TORONTO -- Representatives of Olympia & York Developments Ltd., the holding company for the financially troubled real estate empire of the Reichmann brothers, met with about 20 of the company's largest lenders yesterday and asked the banks to roll over the hundreds of millions of dollars of debt that will mature in the next 10 days, the company said.
Olympia & York has been caught in a cash squeeze that has left it unable to repay or refinance enormous amounts of real estate debt coming due this year.
The company, which is based in Toronto, has always been managed in great secrecy. But it has now promised that on April 6 it will give its lenders a more detailed picture of its condition.
A large meeting of Olympia lenders has been scheduled for that date in Toronto. Lenders who have obligations maturing prior to April 6 were asked to roll over the debt, which would buy the Reichmanns a little more time.
Olympia's lenders continued to prepare for what is widely expected to be a protracted overhaul of the company's real estate debt, which is estimated at more than $12 billion.
Citibank, the Canadian Imperial Bank of Commerce and the Hong Kong and Shanghai Bank were appointed as co-leaders of the bank steering committee for the talks.
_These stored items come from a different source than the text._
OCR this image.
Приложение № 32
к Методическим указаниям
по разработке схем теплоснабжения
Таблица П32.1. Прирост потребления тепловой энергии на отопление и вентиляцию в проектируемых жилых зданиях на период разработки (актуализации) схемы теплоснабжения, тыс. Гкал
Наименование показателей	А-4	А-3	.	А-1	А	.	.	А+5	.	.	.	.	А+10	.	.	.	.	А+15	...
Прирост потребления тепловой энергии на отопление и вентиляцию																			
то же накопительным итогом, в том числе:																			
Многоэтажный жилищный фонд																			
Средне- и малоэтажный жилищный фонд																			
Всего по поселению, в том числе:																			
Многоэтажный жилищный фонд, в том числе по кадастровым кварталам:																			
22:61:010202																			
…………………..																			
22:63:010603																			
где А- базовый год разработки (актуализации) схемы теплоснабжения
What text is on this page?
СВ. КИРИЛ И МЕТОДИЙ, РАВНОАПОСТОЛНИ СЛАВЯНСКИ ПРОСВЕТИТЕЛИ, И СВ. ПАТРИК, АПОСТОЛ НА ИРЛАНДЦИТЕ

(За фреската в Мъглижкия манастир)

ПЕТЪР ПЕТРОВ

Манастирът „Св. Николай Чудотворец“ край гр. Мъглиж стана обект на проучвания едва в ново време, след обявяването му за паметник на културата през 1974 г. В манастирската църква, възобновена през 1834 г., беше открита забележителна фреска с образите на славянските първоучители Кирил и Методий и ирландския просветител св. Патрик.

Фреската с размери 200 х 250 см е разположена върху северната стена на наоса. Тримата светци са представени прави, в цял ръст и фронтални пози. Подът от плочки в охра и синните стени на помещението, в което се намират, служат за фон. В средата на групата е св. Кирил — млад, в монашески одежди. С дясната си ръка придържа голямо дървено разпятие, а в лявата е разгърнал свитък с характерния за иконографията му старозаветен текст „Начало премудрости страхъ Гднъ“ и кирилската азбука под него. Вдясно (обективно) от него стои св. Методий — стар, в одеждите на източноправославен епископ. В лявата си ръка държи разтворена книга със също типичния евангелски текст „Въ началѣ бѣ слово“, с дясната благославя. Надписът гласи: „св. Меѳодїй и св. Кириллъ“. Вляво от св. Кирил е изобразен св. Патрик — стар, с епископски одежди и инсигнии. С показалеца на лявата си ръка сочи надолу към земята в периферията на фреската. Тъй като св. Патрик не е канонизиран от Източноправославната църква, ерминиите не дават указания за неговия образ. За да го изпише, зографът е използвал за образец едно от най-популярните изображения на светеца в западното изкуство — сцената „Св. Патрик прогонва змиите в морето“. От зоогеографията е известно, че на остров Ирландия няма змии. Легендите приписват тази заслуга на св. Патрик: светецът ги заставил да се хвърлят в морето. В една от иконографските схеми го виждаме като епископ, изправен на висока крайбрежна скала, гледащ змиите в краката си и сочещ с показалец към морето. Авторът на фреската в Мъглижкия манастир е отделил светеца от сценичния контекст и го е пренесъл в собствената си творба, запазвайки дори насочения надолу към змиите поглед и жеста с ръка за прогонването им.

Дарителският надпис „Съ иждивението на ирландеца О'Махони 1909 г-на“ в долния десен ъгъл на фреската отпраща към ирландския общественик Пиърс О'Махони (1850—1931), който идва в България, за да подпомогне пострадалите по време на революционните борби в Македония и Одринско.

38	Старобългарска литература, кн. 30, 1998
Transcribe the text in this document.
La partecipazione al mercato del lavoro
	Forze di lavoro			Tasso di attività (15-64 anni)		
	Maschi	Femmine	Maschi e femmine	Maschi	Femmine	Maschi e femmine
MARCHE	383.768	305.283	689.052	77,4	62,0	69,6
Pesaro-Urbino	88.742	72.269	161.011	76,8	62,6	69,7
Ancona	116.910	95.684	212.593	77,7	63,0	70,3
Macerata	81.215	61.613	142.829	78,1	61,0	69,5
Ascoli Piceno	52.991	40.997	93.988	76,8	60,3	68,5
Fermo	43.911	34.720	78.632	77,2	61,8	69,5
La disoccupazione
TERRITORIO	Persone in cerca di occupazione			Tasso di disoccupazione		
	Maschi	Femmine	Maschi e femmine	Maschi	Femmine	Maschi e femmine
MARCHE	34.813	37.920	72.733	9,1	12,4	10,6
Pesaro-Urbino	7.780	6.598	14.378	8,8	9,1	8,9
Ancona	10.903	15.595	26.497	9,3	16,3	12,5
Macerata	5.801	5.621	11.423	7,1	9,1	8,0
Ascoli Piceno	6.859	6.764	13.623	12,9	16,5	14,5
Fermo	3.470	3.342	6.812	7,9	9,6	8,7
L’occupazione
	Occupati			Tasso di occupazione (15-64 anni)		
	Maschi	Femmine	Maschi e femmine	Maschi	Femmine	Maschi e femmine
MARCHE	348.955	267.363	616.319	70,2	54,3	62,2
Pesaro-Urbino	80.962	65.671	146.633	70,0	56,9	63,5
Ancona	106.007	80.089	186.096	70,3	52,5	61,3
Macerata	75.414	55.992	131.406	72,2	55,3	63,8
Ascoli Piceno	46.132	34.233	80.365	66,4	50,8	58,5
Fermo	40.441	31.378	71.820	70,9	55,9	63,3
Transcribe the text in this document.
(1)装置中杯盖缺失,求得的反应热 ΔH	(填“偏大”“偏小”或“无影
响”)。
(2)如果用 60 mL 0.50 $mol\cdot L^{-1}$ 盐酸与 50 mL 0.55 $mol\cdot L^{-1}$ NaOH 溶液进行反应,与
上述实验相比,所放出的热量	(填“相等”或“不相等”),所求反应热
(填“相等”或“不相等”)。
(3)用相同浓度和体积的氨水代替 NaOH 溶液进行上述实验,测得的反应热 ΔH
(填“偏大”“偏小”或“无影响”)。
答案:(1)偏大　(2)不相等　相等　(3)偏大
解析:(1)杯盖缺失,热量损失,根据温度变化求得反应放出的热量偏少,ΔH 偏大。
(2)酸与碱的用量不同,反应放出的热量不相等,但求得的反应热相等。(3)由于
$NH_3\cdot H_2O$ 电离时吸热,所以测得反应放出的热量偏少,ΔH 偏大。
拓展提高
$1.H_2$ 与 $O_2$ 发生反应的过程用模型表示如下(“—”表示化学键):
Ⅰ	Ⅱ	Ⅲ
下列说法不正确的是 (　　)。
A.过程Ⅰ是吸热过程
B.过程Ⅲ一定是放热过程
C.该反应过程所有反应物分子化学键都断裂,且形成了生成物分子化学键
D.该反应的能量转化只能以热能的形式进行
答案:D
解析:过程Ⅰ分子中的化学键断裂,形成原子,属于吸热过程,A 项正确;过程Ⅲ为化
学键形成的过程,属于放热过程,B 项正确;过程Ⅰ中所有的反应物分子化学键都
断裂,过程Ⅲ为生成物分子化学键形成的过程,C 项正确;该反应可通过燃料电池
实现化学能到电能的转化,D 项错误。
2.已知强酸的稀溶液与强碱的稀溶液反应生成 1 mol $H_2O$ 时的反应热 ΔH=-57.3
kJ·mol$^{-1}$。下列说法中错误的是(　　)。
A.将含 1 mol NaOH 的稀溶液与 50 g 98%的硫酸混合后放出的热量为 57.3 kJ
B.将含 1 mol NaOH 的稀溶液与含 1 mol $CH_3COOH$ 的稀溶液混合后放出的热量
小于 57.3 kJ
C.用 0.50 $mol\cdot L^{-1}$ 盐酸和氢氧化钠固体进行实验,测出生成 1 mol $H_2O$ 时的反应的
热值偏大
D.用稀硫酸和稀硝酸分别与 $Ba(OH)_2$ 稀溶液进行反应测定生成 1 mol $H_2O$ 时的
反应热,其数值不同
The company also announced yesterday that Albert Reichmann, through a private company he controls, had acquired 65.6 percent of Camdev Corp., the successor to Campeau Corp.
The Reichmann family acquired a large controlling position in Camdev as a result of their unsuccessful investment in Campeau. It could not be determined yesterday whether the banks had granted approval of the transaction as a mean of allowing a cash infusion into Olympia & York.
The Olympia officials were led by Paul Reichmann, one of the three brothers who built the company into the world's largest real estate enterprise, and Thomas S. Johnson, former president of Manufacturers Hanover Corp., who was named Olympia president earlier this week.